Document GDPR compliance evidence and consent audit trail
epic-geographic-peer-mentor-map-consent-privacy-task-011 — Produce developer documentation covering: the consent data model and its mapping to GDPR Articles 6 and 9, the audit log schema and retention policy, the revocation and deletion procedure including confirmation that no location data persists post-revocation, the consent version lifecycle, and the privacy policy link configuration per organisation. Documentation must be sufficient to support a GDPR audit by any of the three partner organisations.
Acceptance Criteria
Technical Requirements
Execution Context
Tier 7 - 84 tasks
Can start after Tier 6 completes
Implementation Notes
Structure the document as a Markdown file at docs/gdpr/consent-compliance.md with clear sections: (1) Legal Basis Mapping, (2) Data Model Reference, (3) Audit Log Schema & Retention, (4) Revocation & Deletion Procedure, (5) Consent Version Lifecycle, (6) Per-Organisation Privacy Policy Configuration, (7) Data Minimisation Guarantee, (8) Test Evidence Index. For the legal basis mapping, consult the Norwegian Data Protection Authority (Datatilsynet) guidance on special category health data — the three partner organisations (NHF, Blindeforbundet, HLF) all handle disability-related data which qualifies as Article 9. The re-consent trigger (e.g. privacy policy version bump) must be described precisely because it directly affects the UI flow.

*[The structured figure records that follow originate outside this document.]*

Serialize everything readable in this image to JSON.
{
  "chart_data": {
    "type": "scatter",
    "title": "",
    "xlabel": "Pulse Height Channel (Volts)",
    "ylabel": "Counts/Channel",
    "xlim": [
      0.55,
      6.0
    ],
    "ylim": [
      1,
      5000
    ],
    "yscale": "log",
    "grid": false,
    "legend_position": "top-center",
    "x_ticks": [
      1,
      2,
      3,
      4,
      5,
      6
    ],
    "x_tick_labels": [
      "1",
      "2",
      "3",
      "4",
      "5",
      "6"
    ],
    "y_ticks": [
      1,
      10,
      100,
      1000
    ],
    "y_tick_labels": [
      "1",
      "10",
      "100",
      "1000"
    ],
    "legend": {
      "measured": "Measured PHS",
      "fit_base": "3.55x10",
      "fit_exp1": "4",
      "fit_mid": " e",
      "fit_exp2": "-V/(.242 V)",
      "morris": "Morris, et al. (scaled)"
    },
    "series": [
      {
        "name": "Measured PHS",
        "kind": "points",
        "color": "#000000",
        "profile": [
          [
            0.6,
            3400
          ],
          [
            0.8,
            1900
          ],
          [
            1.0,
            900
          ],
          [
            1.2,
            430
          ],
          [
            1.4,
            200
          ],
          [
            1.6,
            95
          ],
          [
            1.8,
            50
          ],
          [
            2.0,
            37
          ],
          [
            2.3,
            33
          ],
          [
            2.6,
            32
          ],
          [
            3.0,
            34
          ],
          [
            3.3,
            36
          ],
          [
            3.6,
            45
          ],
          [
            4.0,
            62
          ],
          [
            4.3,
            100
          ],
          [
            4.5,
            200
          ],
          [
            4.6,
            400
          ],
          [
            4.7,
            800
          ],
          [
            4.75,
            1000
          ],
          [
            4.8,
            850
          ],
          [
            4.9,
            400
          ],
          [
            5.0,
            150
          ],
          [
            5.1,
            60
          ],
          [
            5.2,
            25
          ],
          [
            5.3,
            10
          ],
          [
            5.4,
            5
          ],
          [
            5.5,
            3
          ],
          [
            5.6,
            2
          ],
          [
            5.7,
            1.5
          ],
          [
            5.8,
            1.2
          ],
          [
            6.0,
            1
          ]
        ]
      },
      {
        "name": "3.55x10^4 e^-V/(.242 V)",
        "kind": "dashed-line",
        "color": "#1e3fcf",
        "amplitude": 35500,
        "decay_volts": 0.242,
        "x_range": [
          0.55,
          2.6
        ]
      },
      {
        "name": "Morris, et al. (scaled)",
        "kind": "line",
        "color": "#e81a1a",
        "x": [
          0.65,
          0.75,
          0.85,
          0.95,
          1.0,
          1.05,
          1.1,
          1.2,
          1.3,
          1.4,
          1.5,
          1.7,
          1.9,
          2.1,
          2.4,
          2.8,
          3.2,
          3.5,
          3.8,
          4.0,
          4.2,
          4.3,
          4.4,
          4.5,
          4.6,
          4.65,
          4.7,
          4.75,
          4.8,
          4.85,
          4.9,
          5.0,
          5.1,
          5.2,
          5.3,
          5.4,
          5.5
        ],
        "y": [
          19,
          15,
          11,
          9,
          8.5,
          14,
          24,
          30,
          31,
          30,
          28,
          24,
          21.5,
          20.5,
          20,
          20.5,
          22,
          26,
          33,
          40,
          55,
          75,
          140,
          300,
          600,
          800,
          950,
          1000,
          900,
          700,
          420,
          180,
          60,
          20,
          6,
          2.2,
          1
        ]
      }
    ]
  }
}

Reference the exact Supabase table and column names as implemented, not abstract names, so the document stays accurate as the schema evolves.
Testing Requirements
No automated tests for the documentation itself. However, the document must be reviewed by one developer who was not the author (peer review) and signed off by the project lead before being accepted.
Optionally, create a lightweight compliance_checklist_test.dart that queries the live (staging) database to assert: consent_audit_log has a retention trigger defined, mentor_locations has zero rows for a known revoked mentor ID (using a seeded test mentor). This acts as executable compliance evidence.
If the privacy policy text or consent terms change after mentors have already opted in, existing consent records may become legally insufficient, requiring re-consent from all opted-in mentors which could temporarily reduce map coverage.
Mitigation & Contingency
Mitigation: Store a consent_version field on every consent record. Implement a consent version check in location-consent-service that compares the stored version against the current policy version from location-privacy-config and flags stale consents for re-consent prompting.
Contingency: If a policy update invalidates existing consents, suppress affected mentors from the map, queue them for re-consent notification via the existing in-app notification system, and restore map visibility only after new consent is recorded.
A poorly designed consent dialog may lead to low opt-in rates, reducing map utility for coordinators to the point where the feature delivers insufficient value to justify maintenance cost.
Mitigation & Contingency
Mitigation: Follow plain-language writing guidelines from the cognitive accessibility feature. User-test the dialog with 2-3 peer mentors from Blindeforbundet before implementation is finalised. Ensure the dialog explains the benefit to the mentor, not just the data collection facts.
Contingency: If opt-in rate after launch is below 40%, conduct a targeted usability study and iterate on dialog copy and layout. The coordinator can also send a bulk opt-in invitation notification (per the user story) to non-consenting mentors.